The category referred to as portfolio investment accounted for the largest share (70%) of total capital importation in Q3’21. There was a q/q increase of 121% in Q3. Money market instruments accounted for 65% of total portfolio investments and increased by 76% q/q.
Similar to Q1 and Q2, there was relatively lower contribution from bonds to portfolio investments in Q3. Bonds contributed 30% to total portfolio investments. Based on the data release, demand for equities was low in Q3. This asset class accounted for just 5% (USD57m) of total portfolio investments; inflow declined by -34% q/q but rose by 28% y/y.
The challenging macroeconomic landscape impacted the performance of the equities market, as the Nigerian Exchange Group All Share Index (NGX-ASI) posted a negative return of -5.9% in H1 ‘21.
Foreign direct investment (FDI) inflow grew by 38% y/y to USD108m but posted a q/q decline of -74% y/y. FDI inflow accounted for just 6% of total capital importation in Q3 ‘21.
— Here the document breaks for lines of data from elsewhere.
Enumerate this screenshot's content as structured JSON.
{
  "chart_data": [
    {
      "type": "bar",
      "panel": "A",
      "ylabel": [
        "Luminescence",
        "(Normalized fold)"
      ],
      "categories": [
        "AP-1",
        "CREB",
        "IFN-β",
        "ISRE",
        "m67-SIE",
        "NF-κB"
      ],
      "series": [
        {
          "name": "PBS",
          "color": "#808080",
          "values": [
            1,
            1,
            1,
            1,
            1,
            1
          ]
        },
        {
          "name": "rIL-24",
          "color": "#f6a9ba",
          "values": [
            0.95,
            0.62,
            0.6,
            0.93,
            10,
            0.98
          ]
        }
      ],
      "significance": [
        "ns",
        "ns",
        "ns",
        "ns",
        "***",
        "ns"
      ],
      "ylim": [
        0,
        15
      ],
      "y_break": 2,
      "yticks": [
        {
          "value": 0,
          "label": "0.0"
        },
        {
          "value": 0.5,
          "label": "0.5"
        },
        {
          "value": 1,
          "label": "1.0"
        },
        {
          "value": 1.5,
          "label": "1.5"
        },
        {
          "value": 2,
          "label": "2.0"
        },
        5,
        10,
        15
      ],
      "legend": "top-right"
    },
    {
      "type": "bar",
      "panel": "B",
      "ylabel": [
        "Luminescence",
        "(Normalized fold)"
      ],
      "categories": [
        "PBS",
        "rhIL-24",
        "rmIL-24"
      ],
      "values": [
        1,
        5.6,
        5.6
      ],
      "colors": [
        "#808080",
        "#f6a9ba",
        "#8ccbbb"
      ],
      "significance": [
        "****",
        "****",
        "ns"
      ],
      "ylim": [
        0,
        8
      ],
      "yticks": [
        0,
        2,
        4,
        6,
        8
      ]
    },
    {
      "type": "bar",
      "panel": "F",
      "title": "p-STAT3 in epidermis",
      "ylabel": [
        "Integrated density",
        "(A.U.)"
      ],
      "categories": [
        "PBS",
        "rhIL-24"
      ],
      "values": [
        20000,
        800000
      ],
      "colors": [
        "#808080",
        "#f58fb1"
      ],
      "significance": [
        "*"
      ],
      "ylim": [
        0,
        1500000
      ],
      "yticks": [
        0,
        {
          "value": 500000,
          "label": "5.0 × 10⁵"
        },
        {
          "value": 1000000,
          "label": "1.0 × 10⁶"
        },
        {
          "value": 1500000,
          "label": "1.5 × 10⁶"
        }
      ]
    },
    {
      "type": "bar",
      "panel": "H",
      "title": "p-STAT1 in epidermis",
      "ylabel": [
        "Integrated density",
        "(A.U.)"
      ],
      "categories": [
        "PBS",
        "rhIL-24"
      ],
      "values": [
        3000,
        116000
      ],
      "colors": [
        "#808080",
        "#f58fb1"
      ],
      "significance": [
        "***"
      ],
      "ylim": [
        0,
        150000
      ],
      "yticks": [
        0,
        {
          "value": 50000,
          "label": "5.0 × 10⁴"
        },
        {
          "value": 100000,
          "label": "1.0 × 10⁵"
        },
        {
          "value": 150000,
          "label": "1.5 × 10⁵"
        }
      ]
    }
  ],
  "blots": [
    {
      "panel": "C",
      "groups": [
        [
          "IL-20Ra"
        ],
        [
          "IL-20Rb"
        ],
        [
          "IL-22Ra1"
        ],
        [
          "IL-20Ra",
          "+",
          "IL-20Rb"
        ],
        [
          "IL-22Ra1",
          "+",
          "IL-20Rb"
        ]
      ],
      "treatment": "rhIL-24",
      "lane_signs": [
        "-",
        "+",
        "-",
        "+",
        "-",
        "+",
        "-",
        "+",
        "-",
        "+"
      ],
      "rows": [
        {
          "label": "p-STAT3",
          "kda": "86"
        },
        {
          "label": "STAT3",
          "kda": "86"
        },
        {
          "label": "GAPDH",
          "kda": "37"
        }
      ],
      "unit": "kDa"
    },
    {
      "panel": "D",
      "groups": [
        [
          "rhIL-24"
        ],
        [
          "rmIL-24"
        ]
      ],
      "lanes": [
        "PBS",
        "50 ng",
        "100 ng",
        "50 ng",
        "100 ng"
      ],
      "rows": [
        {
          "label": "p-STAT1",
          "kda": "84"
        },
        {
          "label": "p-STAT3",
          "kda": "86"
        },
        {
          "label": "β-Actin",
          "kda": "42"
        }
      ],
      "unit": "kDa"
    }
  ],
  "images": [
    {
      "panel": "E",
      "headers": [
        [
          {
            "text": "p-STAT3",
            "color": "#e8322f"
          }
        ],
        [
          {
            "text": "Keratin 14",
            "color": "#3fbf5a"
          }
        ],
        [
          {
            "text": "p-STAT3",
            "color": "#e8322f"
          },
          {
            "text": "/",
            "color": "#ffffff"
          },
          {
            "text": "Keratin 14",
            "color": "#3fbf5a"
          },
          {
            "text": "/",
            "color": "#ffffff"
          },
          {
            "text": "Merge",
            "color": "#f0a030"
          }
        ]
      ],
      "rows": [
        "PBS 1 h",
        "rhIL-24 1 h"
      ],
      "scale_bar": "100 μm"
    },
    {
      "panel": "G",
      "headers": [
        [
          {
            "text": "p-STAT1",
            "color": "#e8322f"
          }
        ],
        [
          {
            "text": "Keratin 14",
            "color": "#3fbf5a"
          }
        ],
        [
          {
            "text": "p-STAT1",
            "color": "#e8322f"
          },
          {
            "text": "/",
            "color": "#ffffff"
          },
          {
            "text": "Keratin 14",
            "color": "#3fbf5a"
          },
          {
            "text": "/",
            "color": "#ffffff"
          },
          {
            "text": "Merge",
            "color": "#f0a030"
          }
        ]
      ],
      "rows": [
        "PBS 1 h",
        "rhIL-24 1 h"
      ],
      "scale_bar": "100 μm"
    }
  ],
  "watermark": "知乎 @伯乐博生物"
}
Until definitive steps are taken to address Nigeria’s structural and infrastructural challenges, FDI inflow will likely remain relatively low.
The increase in capital importation in Q3’ 21 can be partly attributed to relatively better economic conditions in Nigeria during the period under review. We note that the economy posted a GDP growth of 5.01% y/y in Q3’21 and a few green shoots within the non-oil economy supported the economic recovery trend.